Maine voters are weighing in Tuesday on a 145-mile conduit for Canadian hydropower that’s billed as either a bold step in battling climate change or an unnecessary destruction of woodlands.
More than $66 million was spent on the battle over the $1 billion project ahead of the referendum on Tuesday. But the statewide vote won’t be the final word. Litigation over the project will continue long after the votes are counted.
Funded by Massachusetts ratepayers, the New England Clean Energy Connect would supply up to 1,200 megawatts of Canadian hydropower to the New England power grid.
The project would remove carbon from the atmosphere and stabilize electricity rates across the entire region while helping Massachusetts reach its clean energy goals, supporters said.
More on the project
Critics contended the environmental benefits are overstated, and that it would forever change the forestland.
It was the most expensive referendum in Maine history with more than $66 million spent on the battle this year. Critics of the referendum said it was bad public policy to retroactively vote down a project that already was approved by multiple state and federal agencies.
Three-quarters of trees already have been removed for the project, which calls for a transmission line that mostly follows existing utility corridors. But a new section needed to be cut through 53 miles (85 kilometers) of woods to reach the Canadian border.

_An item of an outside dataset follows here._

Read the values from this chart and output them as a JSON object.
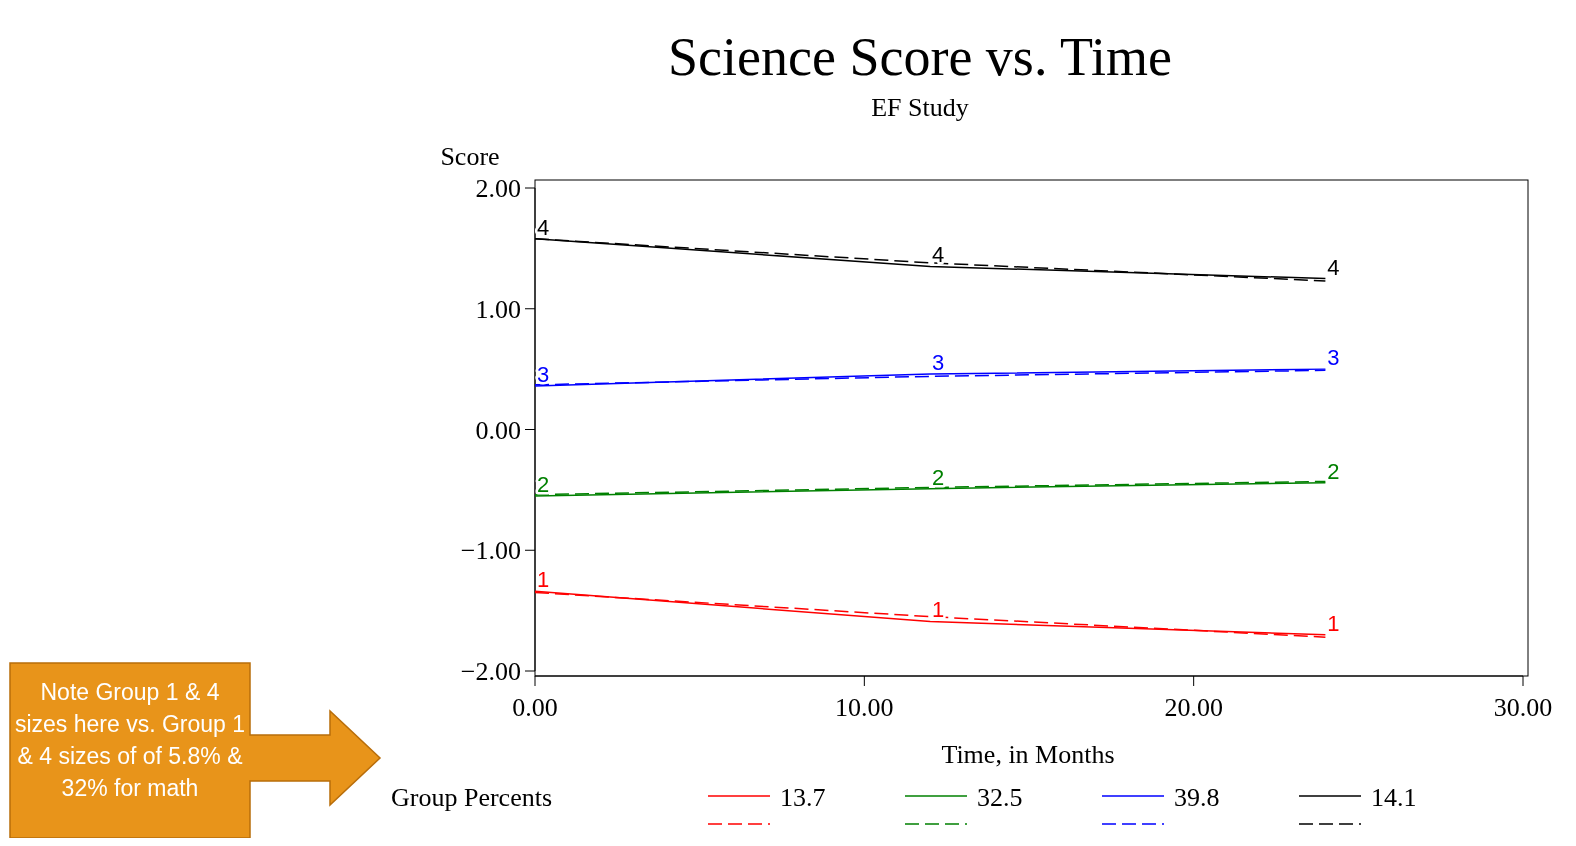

The project has divided the environmental community and made for strange political bedfellows with some owners of fossil fuel-powered plants aligning themselves with environmental opponents.
The political parties also were divided with some Republicans and Democrats opposing it while current Democratic Gov. Janet Mills and former Republican Gov. Paul LePage both support the project.
Regardless of Tuesday's outcome, debate on the issue could continue in court well beyond Election Day.
"We don't necessarily expect this to be over. This is the chance for Mainers to weigh in," said Cara Sacks, volunteer coordinator for a group called No CMP Corridor.
"We'll make a decision in the coming days as to what's next," said Adrienne Bennett, spokesperson for a pro-corridor group called Mainers for Fair Laws.